Election Day

This is it. This is the last day we have to live through without knowing the outcome of the most grueling, shocking, norm-busting, insulting, threatening, divisive and inspiring election we have ever known. The fork in this road is one that would surely confound the most confounded and beloved folk personality of the last century, the great baseball player and coach Yogi Berra who famously said, “When you see a fork in the road, take it.”

I think of my friends in foreign lands, the ones who already have to live with vampire governments who suck the life out of intelligent, inspired, energetic and visionary youth. I think of the ex-pats I know who have sought refuge in comfortable lives abroad, seemingly (or deliberately) divorced from these momentous events as if they are immune to the consequences. I think of so many oblivious, uninformed and uninterested citizens of these foreign countries who have no clue what could possibly be unleashed by the voters of this nation, a Pandora’s box of ill-advised and barely considered impulsive and, to many, irrational policies that could have momentous long-term and quite possibly violent consequences for them personally.

The meme embodied by one candidate by which he has lived his life and which exemplifies so many of his followers in this election boils down to a maddeningly simple, crude expression: What about me?

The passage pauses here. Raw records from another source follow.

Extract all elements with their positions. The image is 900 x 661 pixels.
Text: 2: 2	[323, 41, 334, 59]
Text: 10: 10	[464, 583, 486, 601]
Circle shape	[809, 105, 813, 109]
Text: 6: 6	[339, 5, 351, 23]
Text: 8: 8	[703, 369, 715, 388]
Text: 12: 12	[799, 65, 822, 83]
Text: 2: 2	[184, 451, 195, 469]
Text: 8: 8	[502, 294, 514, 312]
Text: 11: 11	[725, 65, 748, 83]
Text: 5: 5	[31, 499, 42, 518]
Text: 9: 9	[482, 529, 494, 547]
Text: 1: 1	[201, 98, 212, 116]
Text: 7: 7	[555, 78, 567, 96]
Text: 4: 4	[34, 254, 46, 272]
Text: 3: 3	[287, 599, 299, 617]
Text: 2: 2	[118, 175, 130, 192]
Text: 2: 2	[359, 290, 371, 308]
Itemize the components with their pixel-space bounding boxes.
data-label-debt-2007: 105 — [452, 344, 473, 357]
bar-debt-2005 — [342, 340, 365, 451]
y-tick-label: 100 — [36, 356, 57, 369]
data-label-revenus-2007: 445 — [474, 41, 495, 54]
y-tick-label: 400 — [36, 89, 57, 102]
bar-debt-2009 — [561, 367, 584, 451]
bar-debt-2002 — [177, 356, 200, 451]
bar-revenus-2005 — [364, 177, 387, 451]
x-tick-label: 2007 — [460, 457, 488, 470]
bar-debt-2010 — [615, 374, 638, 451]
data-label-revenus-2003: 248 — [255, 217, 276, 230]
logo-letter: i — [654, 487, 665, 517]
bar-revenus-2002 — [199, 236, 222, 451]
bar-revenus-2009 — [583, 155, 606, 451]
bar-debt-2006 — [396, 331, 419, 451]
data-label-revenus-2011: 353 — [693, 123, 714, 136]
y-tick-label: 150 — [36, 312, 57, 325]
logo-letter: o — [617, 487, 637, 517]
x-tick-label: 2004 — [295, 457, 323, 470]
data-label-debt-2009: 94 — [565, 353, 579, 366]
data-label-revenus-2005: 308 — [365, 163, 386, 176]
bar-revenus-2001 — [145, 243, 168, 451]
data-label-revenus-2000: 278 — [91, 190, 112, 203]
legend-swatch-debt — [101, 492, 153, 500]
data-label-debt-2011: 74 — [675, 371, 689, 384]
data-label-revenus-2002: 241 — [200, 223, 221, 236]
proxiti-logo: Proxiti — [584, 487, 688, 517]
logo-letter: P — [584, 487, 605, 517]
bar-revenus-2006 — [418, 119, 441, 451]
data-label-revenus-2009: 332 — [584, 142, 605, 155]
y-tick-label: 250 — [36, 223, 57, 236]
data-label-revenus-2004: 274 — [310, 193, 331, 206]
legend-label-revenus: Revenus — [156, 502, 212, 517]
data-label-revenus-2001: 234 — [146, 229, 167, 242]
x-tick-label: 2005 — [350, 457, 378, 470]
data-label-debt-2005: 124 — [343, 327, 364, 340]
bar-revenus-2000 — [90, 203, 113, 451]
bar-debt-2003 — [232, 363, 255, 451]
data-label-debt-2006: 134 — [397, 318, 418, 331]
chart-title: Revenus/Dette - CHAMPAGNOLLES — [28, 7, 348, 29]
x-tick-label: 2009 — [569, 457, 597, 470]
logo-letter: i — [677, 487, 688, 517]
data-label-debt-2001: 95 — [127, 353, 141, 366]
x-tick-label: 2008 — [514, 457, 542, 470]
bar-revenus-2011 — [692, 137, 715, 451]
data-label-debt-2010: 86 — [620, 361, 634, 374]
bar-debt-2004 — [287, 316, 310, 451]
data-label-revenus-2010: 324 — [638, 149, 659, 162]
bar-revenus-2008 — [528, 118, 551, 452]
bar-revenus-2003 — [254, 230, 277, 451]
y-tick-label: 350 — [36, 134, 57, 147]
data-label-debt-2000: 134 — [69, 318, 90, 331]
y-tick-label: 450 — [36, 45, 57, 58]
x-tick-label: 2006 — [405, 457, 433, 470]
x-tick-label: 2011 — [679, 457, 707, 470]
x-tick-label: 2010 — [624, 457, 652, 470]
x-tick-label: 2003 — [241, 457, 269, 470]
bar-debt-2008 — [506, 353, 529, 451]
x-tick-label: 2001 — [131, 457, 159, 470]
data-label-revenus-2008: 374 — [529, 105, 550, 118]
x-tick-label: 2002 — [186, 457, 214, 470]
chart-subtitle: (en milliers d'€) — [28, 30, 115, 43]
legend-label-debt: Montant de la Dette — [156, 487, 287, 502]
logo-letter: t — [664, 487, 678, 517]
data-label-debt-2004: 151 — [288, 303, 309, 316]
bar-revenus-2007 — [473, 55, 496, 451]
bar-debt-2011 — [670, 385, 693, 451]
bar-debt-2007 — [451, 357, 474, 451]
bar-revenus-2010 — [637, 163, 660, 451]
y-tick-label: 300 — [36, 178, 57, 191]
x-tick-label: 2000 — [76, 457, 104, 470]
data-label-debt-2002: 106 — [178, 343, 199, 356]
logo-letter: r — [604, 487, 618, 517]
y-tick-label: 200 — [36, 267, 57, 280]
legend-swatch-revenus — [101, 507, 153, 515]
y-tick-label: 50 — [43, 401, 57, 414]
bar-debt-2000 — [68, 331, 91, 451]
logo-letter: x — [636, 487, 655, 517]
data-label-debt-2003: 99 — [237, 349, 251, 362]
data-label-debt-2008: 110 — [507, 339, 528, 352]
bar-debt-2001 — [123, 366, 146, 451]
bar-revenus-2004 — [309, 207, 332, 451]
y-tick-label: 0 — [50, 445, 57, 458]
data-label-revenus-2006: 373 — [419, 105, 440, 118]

Those who can make you believe absurdities can make you commit atrocities.—–Voltaire

What about me, indeed? If there ever was a nugget, the core impulse capsulizing the entire universe of samsara, Buddha’s First Noble Truth, from which arises the entire universe of suffering we inflict upon ourselves and each other, it would be this. What about me? The candidate has lived it his entire life. He embodies it like no other. If infuses everything he thinks and says, everything he does. He projects it upon the nation. The nation has responded. So many are seduced by it. That is the truth and the fearsome and loathsome beauty of it. One could even step back in awe of the purity of who Donald Trump really is. So many fallen into it, resonating with it as the core organizing principle of their lives. They are living by it, violently protecting their right to be driven by it at the expense of everyone and everything else who might ask the opposite question, including the very biosphere upon which their lives depend: “What about you?”

So, here in the most powerful nation on earth, the most influential, we are acting out this great human drama between self-orientation and altruism. Will the Other be an object of our fear or our love? This is the question hanging on the lips of the entire world today: will I become America’s enemy or America’s friend? That is what we are deciding.

It is 5 am on election day. I am rising fully formed from my troubled slumber to untangle myself, to whatever degree may be possible on this day, from the knot of emotions, perceptions, motivations, responses, judgments and visions that have swirled around me every day of my involvement. I circled into it slowly, becoming acquainted with a clot of millennials, huddled in the central campaign office in one of the most important locations upon which the outcome of this election hinges, Durham, North Carolina. We couldn’t fully know that 4-6 months ago. Or may be some did. As I became more involved, it became increasingly clear approaching election day, more and more realized we were indeed at the center of this maelstrom. Now history hangs on our every breath, on our every action; and the question, have we done enough?

The energy, clarity, drive and sheer reservoir of devotion to this cause that they have all demonstrated is beyond description. Yes, to this geezer, some of it can simply be chalked up to youth. But even more, they exhibit a familiar and compelling expression of a natural, even inborn, integrated vision, instantly understood and now an instinctive source defining their presence in the world, the choices they make, the associations they cultivate, everything they project.

This is the last day, the very last day to greet, welcome, direct and manage volunteers, to look them in the eye and thank them for appearing, for crafting a rewarding experience, to cheer in gratitude, make further requests and record the results. Yesterday we had 120 phone bankers, 90 people knocking on doors. As before, they are coming together as families, as travelers from Baltimore and DC. They complete one walk pack and come back for another. They finish a phone list and take another. One attorney came in the morning and close up with us after making calls in the hallway, sitting on the marble floor, ALL DAY.

Today the storm begins at the opening bell, new canvassers coming with children, immigrants, seasoned activists, young people, elders, all colors and flavors. The same energy, the same motivation.

In the words of George Takei, today:

You need only take measure of the passion of America’s youth ― more cosmopolitan, more diverse, more rooted in science, more aware of their responsibilities as stewards of this Earth than any generation before them ― to regain confidence in our national future. Look to them. We will win.”

After the first three hours, we already have over 100 people knocking doors and thirty  making calls. And already, we have reports that the county computers are giving false indications that people showing up at the polls “have already voted.” Consequently, the computerized check-in system has been replaced with a manual check-in against the paper voter rolls.

Today is also the first day we embark on and re-engage the new and possibly even more challenging and prolonged journey with no end, the renewal and healing of a wounded nation, seeing itself reflected in the anguish of economic insecurity, being left behind, unheard, powerless against the juggernaut of Business As Usual that overruns everything in its path.

But first, about two hours in a hot tub, a couple hours of deep and searching massage, a few hours in a pool, getting lost in someone else’s eyes, food with actual nutritional value and I’ll be good. I promise.